Albert Recio recognizes the difficulty of using aquatic therapy as an intervention for patients with neurologic paralysis. But that doesn’t stop him. In fact, he and his colleagues perform aquatic therapy with patients who have neurologic paralysis and invasive devices such as colostomy bags, tracheostomy tubes, pressure ulcer dressings and indwelling or suprapubic catheters. His retrospective analysis on such patients, recently published in the American Journal of Physical Medicine & Rehabilitation, shows they can safely participate in aquatic therapy without complications, and they seem to achieve clinically significant benefits.
“We’re very excited about the results,” says Recio, an assistant professor of physical medicine and rehabilitation at Johns Hopkins and medical director of aquatic therapy at the Kennedy Krieger Institute. “These are the hardest patients to place in the pool, but there were no major issues.”
With more and more pools being placed in rehabilitation facilities, Recio says there is potential for more patients — regardless of any invasive devices they might need — to benefit from aquatic therapy. “We have the facilities, but we need to do what is needed to accommodate special populations,” he says. “Looking back at our experience, we’re hoping to eliminate barriers to participation in aquatic therapy for patients with a complicated medical condition.”
Analysis by Recio and colleagues included a retrospective chart review in which they identified patients with chronic spinal cord injury (SCI) who use invasive appliances and who had skilled aquatic therapy between 2009 and 2017.
Of the patients who met the criteria, all were age 18 or older and were attending the outpatient clinic at Kennedy Krieger’s International Center for Spinal Cord Injury, a program run by faculty members of the Department of Physical Medicine and Rehabilitation at the Johns Hopkins School of Medicine. Most patients had pressure ulcer dressings and suprapubic catheters; some had indwelling catheters, colostomy or tracheostomy tubes.

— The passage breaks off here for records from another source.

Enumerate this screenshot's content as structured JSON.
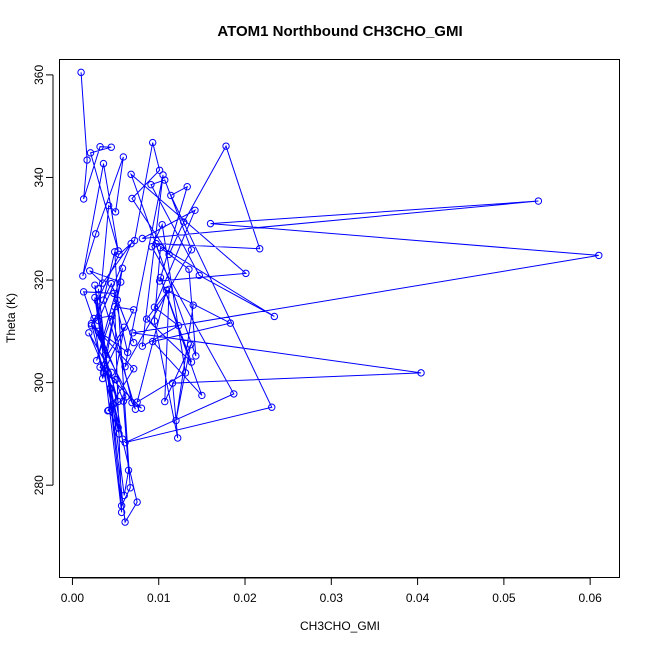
{
  "chart_data": {
    "type": "line",
    "title": "ATOM1 Northbound CH3CHO_GMI",
    "xlabel": "CH3CHO_GMI",
    "ylabel": "Theta (K)",
    "xlim": [
      -0.0015,
      0.0634
    ],
    "ylim": [
      262,
      363
    ],
    "x_ticks": [
      "0.00",
      "0.01",
      "0.02",
      "0.03",
      "0.04",
      "0.05",
      "0.06"
    ],
    "y_ticks": [
      "280",
      "300",
      "320",
      "340",
      "360"
    ],
    "grid": false,
    "line_color": "#0000ff",
    "marker": "open-circle",
    "series": [
      {
        "x": [
          0.001,
          0.0017,
          0.0013,
          0.0032,
          0.0045,
          0.0021,
          0.0053,
          0.0036,
          0.0012,
          0.0027,
          0.0059,
          0.005,
          0.0042,
          0.003,
          0.0068,
          0.0035,
          0.002,
          0.0056,
          0.0038,
          0.0013,
          0.0048,
          0.0064,
          0.0022,
          0.0045,
          0.0071,
          0.0052,
          0.0028,
          0.0058,
          0.0035,
          0.0025,
          0.0046,
          0.0069,
          0.008,
          0.0032,
          0.006,
          0.0042,
          0.0053,
          0.0026,
          0.0038,
          0.0058,
          0.0045,
          0.0019,
          0.0053,
          0.003,
          0.0071,
          0.0041,
          0.0062,
          0.0034,
          0.0054,
          0.0022,
          0.0073,
          0.0036,
          0.0049,
          0.0067,
          0.0057,
          0.003,
          0.0061,
          0.0075,
          0.0044,
          0.0026,
          0.0057,
          0.0049,
          0.0071,
          0.0036,
          0.005,
          0.0059,
          0.0065,
          0.006,
          0.0047,
          0.0029,
          0.0054,
          0.0072,
          0.0093,
          0.0101,
          0.0069,
          0.0112,
          0.0129,
          0.0178,
          0.0217,
          0.0097,
          0.0234,
          0.0147,
          0.0091,
          0.0107,
          0.0138,
          0.0061,
          0.0105,
          0.0081,
          0.0123,
          0.0095,
          0.0142,
          0.0081,
          0.054,
          0.016,
          0.061,
          0.007,
          0.0404,
          0.0116,
          0.0122,
          0.0095,
          0.0102,
          0.0135,
          0.0143,
          0.0068,
          0.0201,
          0.0101,
          0.0133,
          0.0114,
          0.0231,
          0.0061,
          0.0187,
          0.0092,
          0.0104,
          0.0131,
          0.0075,
          0.0109,
          0.0183,
          0.0093,
          0.015,
          0.0102,
          0.0138,
          0.0086,
          0.0112,
          0.0107,
          0.0137,
          0.012,
          0.014
        ],
        "y": [
          360.5,
          343.4,
          335.8,
          346.0,
          345.9,
          344.8,
          325.7,
          342.7,
          320.8,
          329.0,
          344.0,
          333.3,
          334.5,
          312.1,
          327.1,
          319.4,
          321.8,
          319.6,
          305.4,
          317.7,
          317.4,
          305.9,
          311.1,
          319.3,
          307.8,
          316.1,
          304.3,
          322.3,
          300.8,
          312.5,
          313.0,
          296.1,
          295.0,
          303.0,
          310.8,
          294.6,
          291.2,
          316.6,
          302.7,
          289.0,
          302.0,
          309.7,
          296.3,
          310.0,
          302.7,
          294.5,
          297.2,
          308.8,
          290.0,
          311.5,
          294.8,
          316.1,
          325.5,
          279.5,
          276.0,
          318.3,
          272.8,
          276.7,
          298.9,
          319.0,
          274.7,
          314.8,
          314.2,
          301.9,
          300.6,
          296.4,
          282.9,
          278.0,
          295.7,
          315.9,
          325.0,
          327.7,
          346.8,
          341.4,
          335.9,
          325.0,
          331.3,
          346.1,
          326.1,
          327.1,
          312.9,
          320.9,
          338.6,
          339.5,
          325.9,
          303.1,
          340.5,
          307.1,
          311.1,
          314.7,
          333.6,
          328.1,
          335.4,
          331.0,
          324.8,
          309.7,
          301.9,
          299.9,
          289.2,
          312.0,
          326.3,
          322.1,
          305.2,
          340.6,
          321.3,
          319.8,
          338.2,
          336.5,
          295.2,
          288.3,
          297.8,
          326.5,
          330.8,
          301.9,
          296.2,
          318.0,
          311.6,
          308.0,
          297.5,
          320.5,
          304.0,
          312.4,
          318.2,
          296.3,
          307.4,
          292.6,
          315.1
        ]
      }
    ]
  }
}
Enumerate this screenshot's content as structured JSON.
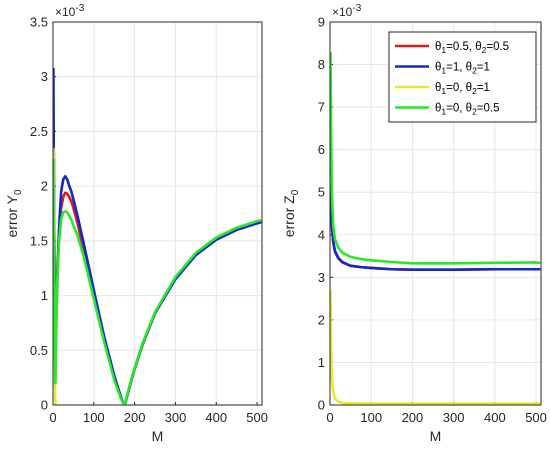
{
  "chart_data": [
    {
      "type": "line",
      "title": "",
      "xlabel": "M",
      "ylabel": "error Y",
      "ylabel_subscript": "0",
      "y_multiplier": "×10",
      "y_multiplier_exp": "-3",
      "xlim": [
        0,
        512
      ],
      "ylim": [
        0,
        3.5
      ],
      "x_ticks": [
        "0",
        "100",
        "200",
        "300",
        "400",
        "500"
      ],
      "y_ticks": [
        "0",
        "0.5",
        "1",
        "1.5",
        "2",
        "2.5",
        "3",
        "3.5"
      ],
      "grid": true,
      "series": [
        {
          "id": "s1",
          "color": "#d62020",
          "x": [
            1,
            2,
            4,
            6,
            10,
            15,
            20,
            25,
            30,
            35,
            40,
            45,
            50,
            60,
            75,
            100,
            125,
            150,
            165,
            172,
            176,
            180,
            185,
            190,
            200,
            220,
            250,
            300,
            350,
            400,
            450,
            500,
            510
          ],
          "y": [
            0.8,
            2.3,
            1.0,
            0.4,
            1.2,
            1.6,
            1.8,
            1.9,
            1.94,
            1.93,
            1.9,
            1.86,
            1.8,
            1.66,
            1.42,
            1.0,
            0.6,
            0.25,
            0.08,
            0.02,
            0.0,
            0.06,
            0.13,
            0.2,
            0.33,
            0.56,
            0.84,
            1.16,
            1.38,
            1.52,
            1.61,
            1.67,
            1.68
          ]
        },
        {
          "id": "s2",
          "color": "#1428c8",
          "x": [
            1,
            2,
            3,
            5,
            8,
            12,
            16,
            20,
            25,
            30,
            35,
            40,
            45,
            50,
            60,
            75,
            100,
            125,
            150,
            165,
            172,
            176,
            180,
            185,
            190,
            200,
            220,
            250,
            300,
            350,
            400,
            450,
            500,
            510
          ],
          "y": [
            3.08,
            2.2,
            1.6,
            0.9,
            0.8,
            1.3,
            1.7,
            1.95,
            2.06,
            2.09,
            2.06,
            2.0,
            1.95,
            1.88,
            1.73,
            1.48,
            1.05,
            0.63,
            0.27,
            0.09,
            0.02,
            0.0,
            0.06,
            0.13,
            0.2,
            0.33,
            0.56,
            0.84,
            1.15,
            1.37,
            1.51,
            1.6,
            1.66,
            1.67
          ]
        },
        {
          "id": "s3",
          "color": "#e8e830",
          "x": [
            1,
            2,
            3,
            4,
            6
          ],
          "y": [
            2.35,
            2.2,
            1.3,
            0.3,
            0.0
          ]
        },
        {
          "id": "s4",
          "color": "#28e828",
          "x": [
            1,
            2,
            4,
            6,
            10,
            15,
            20,
            25,
            30,
            35,
            40,
            45,
            50,
            60,
            75,
            100,
            125,
            150,
            165,
            172,
            176,
            180,
            185,
            190,
            200,
            220,
            250,
            300,
            350,
            400,
            450,
            500,
            510
          ],
          "y": [
            2.25,
            1.8,
            0.6,
            0.2,
            1.1,
            1.5,
            1.7,
            1.76,
            1.77,
            1.76,
            1.73,
            1.69,
            1.64,
            1.55,
            1.36,
            0.97,
            0.58,
            0.23,
            0.07,
            0.02,
            0.0,
            0.07,
            0.14,
            0.21,
            0.34,
            0.57,
            0.85,
            1.17,
            1.39,
            1.53,
            1.62,
            1.68,
            1.69
          ]
        }
      ]
    },
    {
      "type": "line",
      "title": "",
      "xlabel": "M",
      "ylabel": "error Z",
      "ylabel_subscript": "0",
      "y_multiplier": "×10",
      "y_multiplier_exp": "-3",
      "xlim": [
        0,
        512
      ],
      "ylim": [
        0,
        9
      ],
      "x_ticks": [
        "0",
        "100",
        "200",
        "300",
        "400",
        "500"
      ],
      "y_ticks": [
        "0",
        "1",
        "2",
        "3",
        "4",
        "5",
        "6",
        "7",
        "8",
        "9"
      ],
      "grid": true,
      "legend_position": "top-right",
      "legend": [
        {
          "color": "#d62020",
          "a": "θ",
          "as": "1",
          "av": "=0.5, ",
          "b": "θ",
          "bs": "2",
          "bv": "=0.5"
        },
        {
          "color": "#1428c8",
          "a": "θ",
          "as": "1",
          "av": "=1, ",
          "b": "θ",
          "bs": "2",
          "bv": "=1"
        },
        {
          "color": "#e8e830",
          "a": "θ",
          "as": "1",
          "av": "=0, ",
          "b": "θ",
          "bs": "2",
          "bv": "=1"
        },
        {
          "color": "#28e828",
          "a": "θ",
          "as": "1",
          "av": "=0, ",
          "b": "θ",
          "bs": "2",
          "bv": "=0.5"
        }
      ],
      "series": [
        {
          "id": "s1",
          "color": "#d62020",
          "x": [
            1,
            2,
            3,
            5,
            8,
            12,
            20,
            30,
            50,
            75,
            100,
            150,
            200,
            300,
            400,
            500,
            510
          ],
          "y": [
            6.0,
            5.2,
            4.6,
            4.1,
            3.8,
            3.6,
            3.45,
            3.35,
            3.27,
            3.24,
            3.22,
            3.19,
            3.18,
            3.18,
            3.19,
            3.19,
            3.19
          ]
        },
        {
          "id": "s2",
          "color": "#1428c8",
          "x": [
            1,
            2,
            3,
            5,
            8,
            12,
            20,
            30,
            50,
            75,
            100,
            150,
            200,
            300,
            400,
            500,
            510
          ],
          "y": [
            6.1,
            5.3,
            4.7,
            4.2,
            3.85,
            3.62,
            3.46,
            3.36,
            3.27,
            3.24,
            3.22,
            3.19,
            3.18,
            3.18,
            3.19,
            3.19,
            3.19
          ]
        },
        {
          "id": "s3",
          "color": "#e8e830",
          "x": [
            1,
            2,
            3,
            5,
            8,
            12,
            20,
            30,
            50,
            100,
            200,
            300,
            400,
            500,
            510
          ],
          "y": [
            2.7,
            2.0,
            1.2,
            0.6,
            0.3,
            0.15,
            0.08,
            0.05,
            0.04,
            0.03,
            0.03,
            0.03,
            0.03,
            0.03,
            0.03
          ]
        },
        {
          "id": "s4",
          "color": "#28e828",
          "x": [
            1,
            2,
            3,
            4,
            6,
            8,
            12,
            20,
            30,
            50,
            75,
            100,
            150,
            200,
            300,
            400,
            500,
            510
          ],
          "y": [
            8.3,
            7.2,
            6.1,
            5.3,
            4.6,
            4.2,
            3.9,
            3.7,
            3.58,
            3.48,
            3.43,
            3.4,
            3.36,
            3.33,
            3.33,
            3.34,
            3.35,
            3.34
          ]
        }
      ]
    }
  ]
}
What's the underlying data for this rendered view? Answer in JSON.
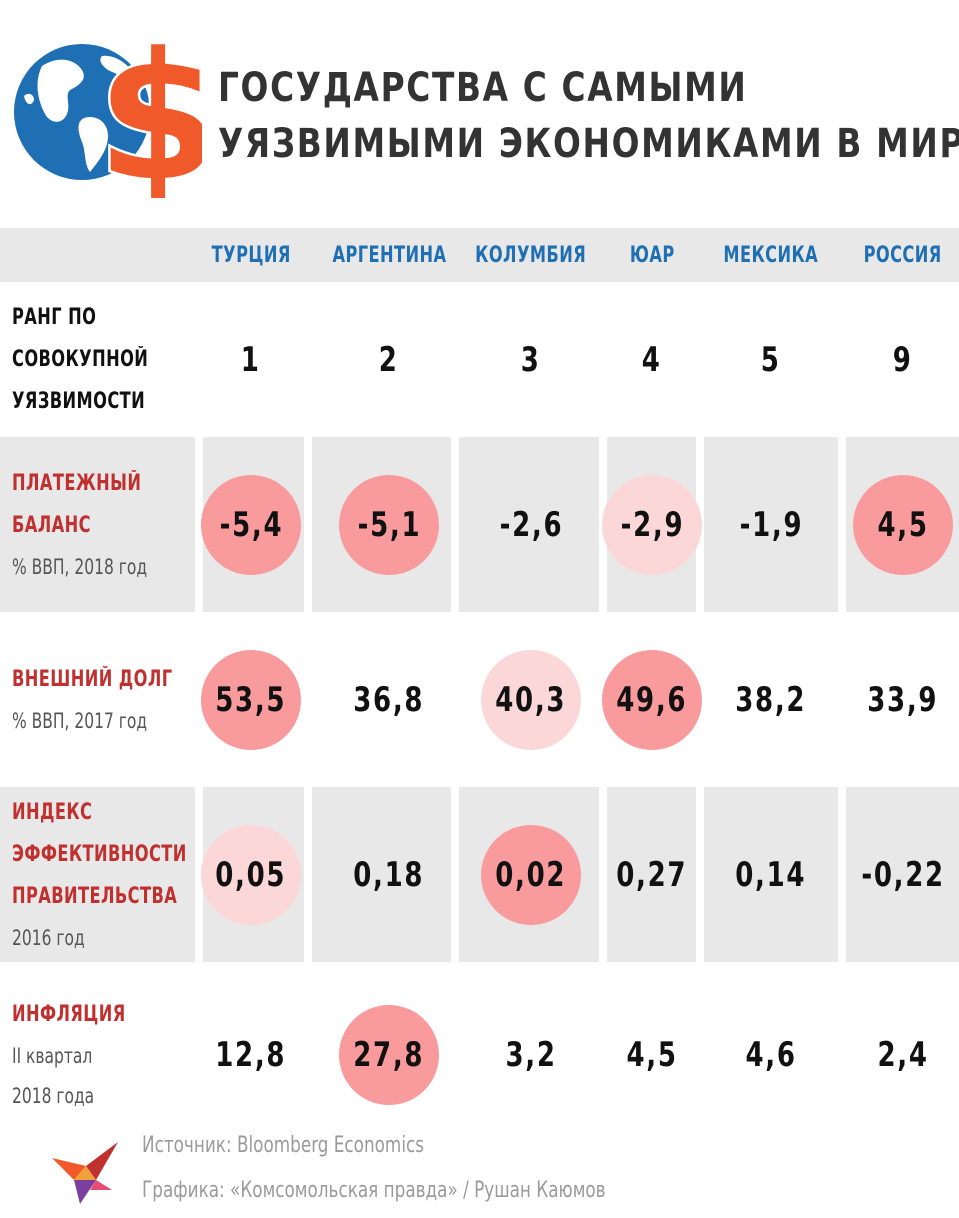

Clinicians used two warm pools with options for elevating floors, underwater treadmills, horizontally and vertically placed jets and removable parallel bars. They prepared the patients for aquatic therapy in numerous ways, such as using gauze to cover all wounds, peripheral lines and deaccessed ports.
Recio found the entire cohort experienced improved overall mobility and self-care scores. Almost all patients demonstrated significant improvement in motor scores, and some walked longer distances. Importantly, however, aquatic therapy alone may not be responsible for the benefits — other interventions performed in the clinic may have contributed to the results.
Recio says the No. 1 barrier to incorporating aquatic therapy into treatment for people with SCI and invasive devices is a perceived safety risk. “Out of an abundance of caution, nobody wants to put these patients in the water,” he says. “But I think that is a disservice.”